Не нам строить тут предположения о том, почему молодая девушка, родившаяся и выросшая между Вудфорд-Уэллсом и центральным Лондоном, в первые годы двадцатого века вступила в жизнь с сознанием столь абсолютно и категорически очищенным от каких-либо положительных или сдерживающих убеждений; мы просто регистрируем этот факт. Но и подкрепляй ее все верования христианского мира, а также неколебимое уважение ко всем мельчайшим требованиям кодекса общественной морали, каким бы ни был этот кодекс, Кристина-Альберта не могла бы вступить в жизнь с более бодрой уверенностью и более сильными убеждениями, чтобы вести себя, пусть неопределимо, но хорошо. Кристина-Альберта должна была быть Кристиной-Альбертой, последовательной и безупречной, иначе суд совести открывал ей глаза на нее же и затруднял ей жизнь.
«Кристина-Альберта, — заявлял суд, — ты самая грязная, самая мерзкая дрянь, когда-либо поднимавшая пыль жизни. Как ты намерена вновь стать чистой?»
Или: «Кристина-Альберта, ты снова лгала. Того и гляди, ты попробуешь лгать мне! Вначале лгать тебя заставляла лень, а теперь трусость. Что ты намерена сделать с собой, Кристина-Альберта?»

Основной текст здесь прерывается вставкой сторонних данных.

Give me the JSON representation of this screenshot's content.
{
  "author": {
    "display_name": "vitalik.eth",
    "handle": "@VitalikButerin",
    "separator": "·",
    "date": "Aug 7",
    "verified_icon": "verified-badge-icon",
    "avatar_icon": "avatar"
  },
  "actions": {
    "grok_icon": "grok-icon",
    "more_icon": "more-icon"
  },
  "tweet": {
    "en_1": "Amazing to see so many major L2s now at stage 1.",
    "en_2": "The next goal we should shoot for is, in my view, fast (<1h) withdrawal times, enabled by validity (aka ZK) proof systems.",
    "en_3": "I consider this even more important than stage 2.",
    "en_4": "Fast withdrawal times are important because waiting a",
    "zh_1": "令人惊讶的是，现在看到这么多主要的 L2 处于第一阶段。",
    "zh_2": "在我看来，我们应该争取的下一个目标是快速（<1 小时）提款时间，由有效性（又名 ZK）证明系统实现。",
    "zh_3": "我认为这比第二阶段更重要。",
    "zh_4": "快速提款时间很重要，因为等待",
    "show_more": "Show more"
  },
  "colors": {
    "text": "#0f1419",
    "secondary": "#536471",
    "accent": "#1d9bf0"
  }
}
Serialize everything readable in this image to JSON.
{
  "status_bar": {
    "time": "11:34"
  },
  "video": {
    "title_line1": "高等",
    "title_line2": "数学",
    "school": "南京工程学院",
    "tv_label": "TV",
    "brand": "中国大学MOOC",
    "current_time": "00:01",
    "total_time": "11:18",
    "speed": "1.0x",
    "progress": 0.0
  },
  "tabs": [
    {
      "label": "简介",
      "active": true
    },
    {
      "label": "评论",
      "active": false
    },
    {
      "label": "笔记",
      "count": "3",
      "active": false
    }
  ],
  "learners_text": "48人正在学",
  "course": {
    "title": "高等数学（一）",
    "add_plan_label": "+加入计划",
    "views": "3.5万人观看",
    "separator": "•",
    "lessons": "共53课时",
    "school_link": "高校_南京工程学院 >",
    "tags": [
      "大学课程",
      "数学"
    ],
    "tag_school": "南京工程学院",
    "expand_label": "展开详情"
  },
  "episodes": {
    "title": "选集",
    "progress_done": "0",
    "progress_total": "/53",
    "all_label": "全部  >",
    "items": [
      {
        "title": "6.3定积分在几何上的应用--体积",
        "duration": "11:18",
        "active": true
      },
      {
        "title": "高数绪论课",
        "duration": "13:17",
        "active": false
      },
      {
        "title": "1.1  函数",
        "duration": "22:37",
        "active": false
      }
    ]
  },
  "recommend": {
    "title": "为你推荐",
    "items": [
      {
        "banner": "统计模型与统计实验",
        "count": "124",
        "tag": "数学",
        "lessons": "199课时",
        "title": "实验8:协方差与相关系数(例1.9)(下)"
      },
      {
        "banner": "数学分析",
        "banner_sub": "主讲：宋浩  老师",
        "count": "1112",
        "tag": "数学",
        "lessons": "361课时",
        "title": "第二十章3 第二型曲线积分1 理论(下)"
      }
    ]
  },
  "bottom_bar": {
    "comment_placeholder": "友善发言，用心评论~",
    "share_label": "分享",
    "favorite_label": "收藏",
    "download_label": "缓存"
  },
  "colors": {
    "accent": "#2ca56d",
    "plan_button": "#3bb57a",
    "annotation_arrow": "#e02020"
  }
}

Наступило время, когда суду пришлось обратиться к Кристине-Альберте с таким вот увещеванием: «Нос у тебя, Кристина-Альберта, просто огромен. Вероятно, он будет расти до конца твоих дней, как это водится за носами. И тем не менее ты готовишься очаровать и заворожить Тедди Уинтертона. Ходишь туда, где надеешься встретиться с ним. Суетишься и прихорашиваешься на манер всех дур. И как ты только ни грезишь о нем — всяческие мерзости. Ты рассиропилась из-за этого молодого человека вопреки тому, что тебе известно, каков он — плох, как ни взглянуть. Тебе нравятся его прикосновения. Сидишь, глупо на него таращишься и упиваешься. А он тобой упивается? Не пора ли тебе задуматься, Кристина-Альберта, куда ты идешь?»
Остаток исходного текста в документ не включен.